La fauna umana aveva qualcosa di grottesco nelle manifestazioni che la moda aveva imposto in quel periodo: le ragazze calzavano alti zatteroni su cui bilicavano con evidente difficoltà, i ragazzi innalzavano sulla testa creste di capelli laccati o gelificati. Li guardavo con diffidenza e li consideravo, nel complesso, piuttosto grossolani e volgari nelle manifestazioni esagerate dei pesanti scherzi che si scambiavano, fra gesti e toni di voce esagerati. Non frapponevo, tra l’istintivo giudizio negativo e la coscienza, quel distacco necessario a vedere con occhio benevolo chi mi stava davanti.
Ma all’improvviso accadde qualcosa. Intorno a me l’aria s’illuminò di un candore che tutto pervadeva, e subito dopo cominciai a vedere le cose in modo assai diverso. Mi accorsi che quei giovani avevano al centro del petto una cavità in cui risplendeva una fiammella. Qualcuna era piú grande altre piú piccole, ma tutte palpitavano, vive e luminose. Nessuno di loro si accorgeva di averla, né vedeva quella degli altri. Avrei voluto dirlo, proclamarlo a gran voce, renderli consapevoli del tesoro che avevano, ma ero solo incantata a osservare la meraviglia che mi era apparsa. Una voce intanto mi diceva con dolcezza che quelli che vedevo erano dei “tabernacoli”, e che ognuno aveva il proprio.
Un grande calore, una forte sensazione di amore mi prese a quella vista e a quelle parole. Quando l’immagine si chiuse e tornai alla visione normale, sentii che quell’amore per tutte le creature era rimasto in me e mi faceva vedere ognuno di loro in maniera diversa. Avrei voluto abbracciarli, li vedevo belli, ciascuno a suo modo: tutti celavano in sé il proprio tabernacolo, in tutti una fiamma ardeva nel petto: «In loro era la luce e la luce era la vita degli uomini»…
Mi era stato dato un grande insegnamento. Invece di redarguirmi per l’errore, mi era stato mostrato che non avevo guardato con occhi puri la realtà che si nasconde dietro l’apparenza.
Non ho piú dimenticato la lezione, e ho ringraziato il Cielo di avermela impartita.
Vedere il buono nell’altro, il positivo, il promettente, ci pone nella migliore disposizione d’animo verso il nuovo, il diverso.
E se in cambio della nostra disponibilità e accettazione riceviamo un torto, uno sgarbo, una slealtà, un raggiro, una malvagità, ricordiamo sempre che, nonostante tutto, al centro di quell’individuo che ha agito in maniera malevola, c’è comunque quel tabernacolo.

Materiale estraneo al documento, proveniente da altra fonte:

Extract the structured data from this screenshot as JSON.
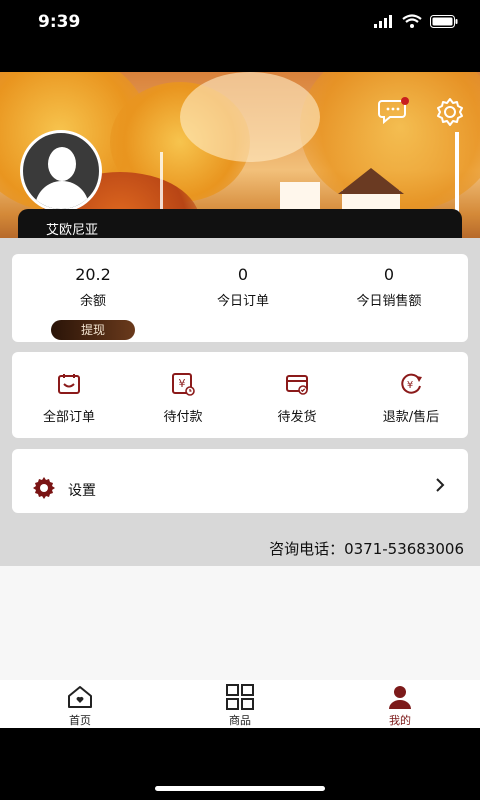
{
  "status_bar": {
    "time": "9:39"
  },
  "profile": {
    "name": "艾欧尼亚"
  },
  "stats": [
    {
      "value": "20.2",
      "label": "余额"
    },
    {
      "value": "0",
      "label": "今日订单"
    },
    {
      "value": "0",
      "label": "今日销售额"
    }
  ],
  "withdraw_label": "提现",
  "orders": [
    {
      "label": "全部订单",
      "icon": "all-orders-icon"
    },
    {
      "label": "待付款",
      "icon": "pending-payment-icon"
    },
    {
      "label": "待发货",
      "icon": "pending-shipment-icon"
    },
    {
      "label": "退款/售后",
      "icon": "refund-icon"
    }
  ],
  "settings_label": "设置",
  "contact": "咨询电话：0371-53683006",
  "tabs": [
    {
      "label": "首页",
      "icon": "home-icon"
    },
    {
      "label": "商品",
      "icon": "grid-icon"
    },
    {
      "label": "我的",
      "icon": "user-icon",
      "active": true
    }
  ],
  "colors": {
    "accent": "#8b1a1a",
    "withdraw_bg": "#4a2410"
  }
}
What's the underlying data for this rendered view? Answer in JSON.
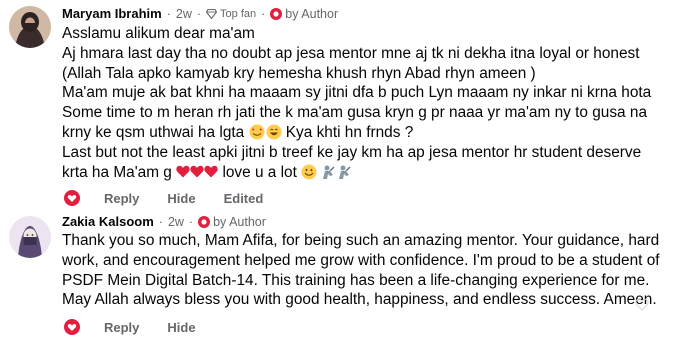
{
  "comments": [
    {
      "author": "Maryam Ibrahim",
      "time": "2w",
      "top_fan": "Top fan",
      "by_author": "by Author",
      "lines": [
        "Asslamu alikum dear ma'am",
        "Aj hmara last day tha no doubt ap jesa mentor mne aj tk ni dekha itna loyal or honest",
        "(Allah Tala apko kamyab kry hemesha khush rhyn Abad rhyn ameen )",
        "Ma'am muje ak bat khni ha maaam sy jitni dfa b puch Lyn maaam ny inkar ni krna hota",
        "Some time to m heran rh jati the k ma'am gusa kryn g pr naaa yr ma'am ny to gusa na",
        "krny ke qsm uthwai ha lgta",
        "Last but not the least apki jitni b treef ke jay km ha ap jesa mentor hr student deserve",
        "krta ha Ma'am g"
      ],
      "line6_suffix": "Kya khti hn frnds ?",
      "line8_suffix": "love u a lot",
      "actions": {
        "reply": "Reply",
        "hide": "Hide",
        "edited": "Edited"
      }
    },
    {
      "author": "Zakia Kalsoom",
      "time": "2w",
      "by_author": "by Author",
      "lines": [
        "Thank you so much, Mam Afifa, for being such an amazing mentor. Your guidance, hard",
        "work, and encouragement helped me grow with confidence. I'm proud to be a student of",
        "PSDF Mein Digital Batch-14. This training has been a life-changing experience for me.",
        "May Allah always bless you with good health, happiness, and endless success. Ameen."
      ],
      "actions": {
        "reply": "Reply",
        "hide": "Hide"
      }
    }
  ],
  "colors": {
    "author_badge": "#e41e3f",
    "meta_text": "#65676b",
    "body_text": "#050505",
    "heart": "#e41e3f"
  }
}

Lui non lo vede, ne ha oscurato l’immagine e la consapevolezza, ma noi sappiamo che prima o poi quella luce tanto affievolita potrà tornare a brillare nel suo petto.
Questo pensiero ci confermerà nella fiducia che il Bene è destinato, per sua stessa natura, a trionfare sul Male, perché la Luce non può che vincere la tenebra.